The 643 residential units proposed for the property equals just slightly under 700,000 square feet of residential space. And the plans call for 55,000 square feet of ground level retail be added to that. There would be five buildings, four to five stories up front and eight stories in the back and the buildings will wrap around their parking decks.
Hill mentioned that the development team had met a few times with representatives of Neighborhood Planning Units B and C (the property is on the border of the two NPUs). She said there has been concern about the traffic that will be generated by this project and traffic engineering firm Kimley-Horn has been conducting studies and trying to find solutions to some of the traffic congestion in the area.
In response to a question from NPU-B Chairman Jim Martin as to why the developers were seeking MRC-3 zoning instead of MR-4A (multi-use residential with an allowable 5 percent commercial component), David Green, of the Lord, Aeck & Sargent land planning and architectural firm, explained that the city is presently redrafting its zoning ordinance and that he is working with the city on that project. He said the developers needed the flexibility now afforded with the MRC-3 zoning.

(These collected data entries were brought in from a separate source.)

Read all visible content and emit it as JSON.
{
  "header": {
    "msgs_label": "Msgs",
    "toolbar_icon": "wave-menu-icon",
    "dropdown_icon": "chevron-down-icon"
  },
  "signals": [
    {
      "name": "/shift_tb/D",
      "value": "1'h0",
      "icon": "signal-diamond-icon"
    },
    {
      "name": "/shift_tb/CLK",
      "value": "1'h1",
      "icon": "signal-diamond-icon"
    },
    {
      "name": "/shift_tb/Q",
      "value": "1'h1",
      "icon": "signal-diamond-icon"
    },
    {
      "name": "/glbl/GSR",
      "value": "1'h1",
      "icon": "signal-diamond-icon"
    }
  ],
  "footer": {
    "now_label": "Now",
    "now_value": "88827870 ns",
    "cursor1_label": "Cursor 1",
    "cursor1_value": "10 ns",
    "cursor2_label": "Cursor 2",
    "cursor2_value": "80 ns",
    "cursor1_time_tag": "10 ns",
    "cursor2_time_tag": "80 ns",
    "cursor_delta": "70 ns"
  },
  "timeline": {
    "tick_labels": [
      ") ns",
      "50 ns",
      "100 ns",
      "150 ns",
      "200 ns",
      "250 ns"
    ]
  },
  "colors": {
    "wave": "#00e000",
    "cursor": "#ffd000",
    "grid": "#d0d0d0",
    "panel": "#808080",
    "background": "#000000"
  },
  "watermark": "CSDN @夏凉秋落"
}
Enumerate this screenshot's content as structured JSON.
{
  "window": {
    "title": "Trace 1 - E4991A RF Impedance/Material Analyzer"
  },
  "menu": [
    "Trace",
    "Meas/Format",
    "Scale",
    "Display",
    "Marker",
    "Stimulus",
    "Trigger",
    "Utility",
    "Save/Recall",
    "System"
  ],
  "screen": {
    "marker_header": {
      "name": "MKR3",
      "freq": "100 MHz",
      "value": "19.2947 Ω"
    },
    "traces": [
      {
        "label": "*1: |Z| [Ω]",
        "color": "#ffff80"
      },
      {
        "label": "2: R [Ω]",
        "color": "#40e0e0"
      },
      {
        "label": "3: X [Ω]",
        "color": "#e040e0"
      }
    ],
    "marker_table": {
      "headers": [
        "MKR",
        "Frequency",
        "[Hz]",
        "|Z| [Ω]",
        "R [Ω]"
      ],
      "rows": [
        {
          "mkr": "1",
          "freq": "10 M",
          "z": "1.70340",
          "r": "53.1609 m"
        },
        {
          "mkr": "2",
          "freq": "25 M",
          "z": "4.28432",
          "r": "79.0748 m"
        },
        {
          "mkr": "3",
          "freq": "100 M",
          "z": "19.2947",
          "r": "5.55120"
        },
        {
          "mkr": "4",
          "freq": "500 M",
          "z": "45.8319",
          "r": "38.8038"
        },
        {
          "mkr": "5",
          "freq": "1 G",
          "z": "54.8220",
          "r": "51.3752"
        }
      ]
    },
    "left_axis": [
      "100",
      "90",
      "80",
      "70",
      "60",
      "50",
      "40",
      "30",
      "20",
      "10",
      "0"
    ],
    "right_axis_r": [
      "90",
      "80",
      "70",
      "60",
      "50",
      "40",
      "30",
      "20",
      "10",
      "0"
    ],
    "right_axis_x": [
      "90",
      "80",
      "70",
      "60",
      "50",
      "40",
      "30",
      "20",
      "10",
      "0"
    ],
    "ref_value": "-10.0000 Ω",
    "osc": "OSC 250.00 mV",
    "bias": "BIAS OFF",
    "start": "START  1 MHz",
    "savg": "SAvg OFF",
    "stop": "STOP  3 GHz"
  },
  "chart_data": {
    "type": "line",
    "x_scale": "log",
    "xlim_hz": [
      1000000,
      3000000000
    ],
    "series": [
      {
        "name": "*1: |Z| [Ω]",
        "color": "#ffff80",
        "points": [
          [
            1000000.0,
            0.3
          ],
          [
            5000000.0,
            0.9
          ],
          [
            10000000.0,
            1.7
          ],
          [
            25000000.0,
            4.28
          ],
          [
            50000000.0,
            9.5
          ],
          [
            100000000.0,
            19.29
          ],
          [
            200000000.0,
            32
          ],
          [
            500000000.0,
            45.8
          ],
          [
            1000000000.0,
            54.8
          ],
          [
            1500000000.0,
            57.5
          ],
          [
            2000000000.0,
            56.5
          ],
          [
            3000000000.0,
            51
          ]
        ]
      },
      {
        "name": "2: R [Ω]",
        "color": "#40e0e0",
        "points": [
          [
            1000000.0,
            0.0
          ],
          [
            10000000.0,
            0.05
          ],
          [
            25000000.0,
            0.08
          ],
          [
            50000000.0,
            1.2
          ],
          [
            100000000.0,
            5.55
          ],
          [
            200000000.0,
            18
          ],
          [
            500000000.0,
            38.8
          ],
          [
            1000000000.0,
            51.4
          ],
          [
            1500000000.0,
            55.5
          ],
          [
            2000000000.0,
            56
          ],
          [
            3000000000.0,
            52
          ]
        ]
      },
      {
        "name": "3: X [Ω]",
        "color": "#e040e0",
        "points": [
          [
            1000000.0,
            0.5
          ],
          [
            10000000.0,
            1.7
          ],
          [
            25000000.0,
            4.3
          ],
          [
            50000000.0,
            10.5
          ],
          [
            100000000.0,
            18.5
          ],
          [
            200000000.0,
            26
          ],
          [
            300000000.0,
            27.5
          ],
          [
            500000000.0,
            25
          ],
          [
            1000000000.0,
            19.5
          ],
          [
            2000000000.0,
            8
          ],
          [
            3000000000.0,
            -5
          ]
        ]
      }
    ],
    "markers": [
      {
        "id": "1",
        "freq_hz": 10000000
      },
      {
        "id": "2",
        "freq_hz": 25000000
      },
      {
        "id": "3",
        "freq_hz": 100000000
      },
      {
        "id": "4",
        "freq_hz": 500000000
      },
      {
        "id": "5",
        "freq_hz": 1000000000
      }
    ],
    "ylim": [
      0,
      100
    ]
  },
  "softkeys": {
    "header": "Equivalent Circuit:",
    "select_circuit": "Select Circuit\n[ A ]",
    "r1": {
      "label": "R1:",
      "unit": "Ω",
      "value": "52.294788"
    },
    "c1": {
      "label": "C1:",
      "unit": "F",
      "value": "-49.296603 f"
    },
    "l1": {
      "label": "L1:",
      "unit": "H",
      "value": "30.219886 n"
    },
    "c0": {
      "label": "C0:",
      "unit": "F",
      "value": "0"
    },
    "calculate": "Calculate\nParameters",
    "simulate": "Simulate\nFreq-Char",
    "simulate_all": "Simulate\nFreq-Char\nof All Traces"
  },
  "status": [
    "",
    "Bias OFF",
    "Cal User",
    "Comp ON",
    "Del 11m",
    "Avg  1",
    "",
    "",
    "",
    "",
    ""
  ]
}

Green said the development team is anticipating the rewriting of the ordinance and “producing a project that fits the criteria of a residential project with a limited amount of commercial space. Right now we are slightly over the amount we can get with MR-5A and might fit with MR-4 if they could get some of the live/work space actually permitted as commercial space.”
Glen Marple, a developer of single-family residences in the area, pointed out that the property once was single-family residences and then became industrial. “Now you want to turn it back into residential. But that residential is too dense. It will destroy the single-family residential neighborhoods around it.” He pointed out that the property was the minority section of Buckhead when it was previously single-family residences.
In response to a question, Pollack told the group that the condominiums in the project would sell for $300,000 plus and the monthly rental for apartments would average $1,500 plus, but he cautioned that they do not really know the exact levels.
Pollack said that anything he told the audience that night about the ratios of condos to rental units was purely speculative.
“This is the first time I have been before this group,” Pollack said. “We certainly are going to evaluate it (the planned project) and meet with the owners and David (Green) and our traffic person and brainstorm about something that we can do where it becomes more of a cooperative effort,” before the project goes before the NPUs. He said he is not into doing projects that “are not worked on in conjunction with communities.”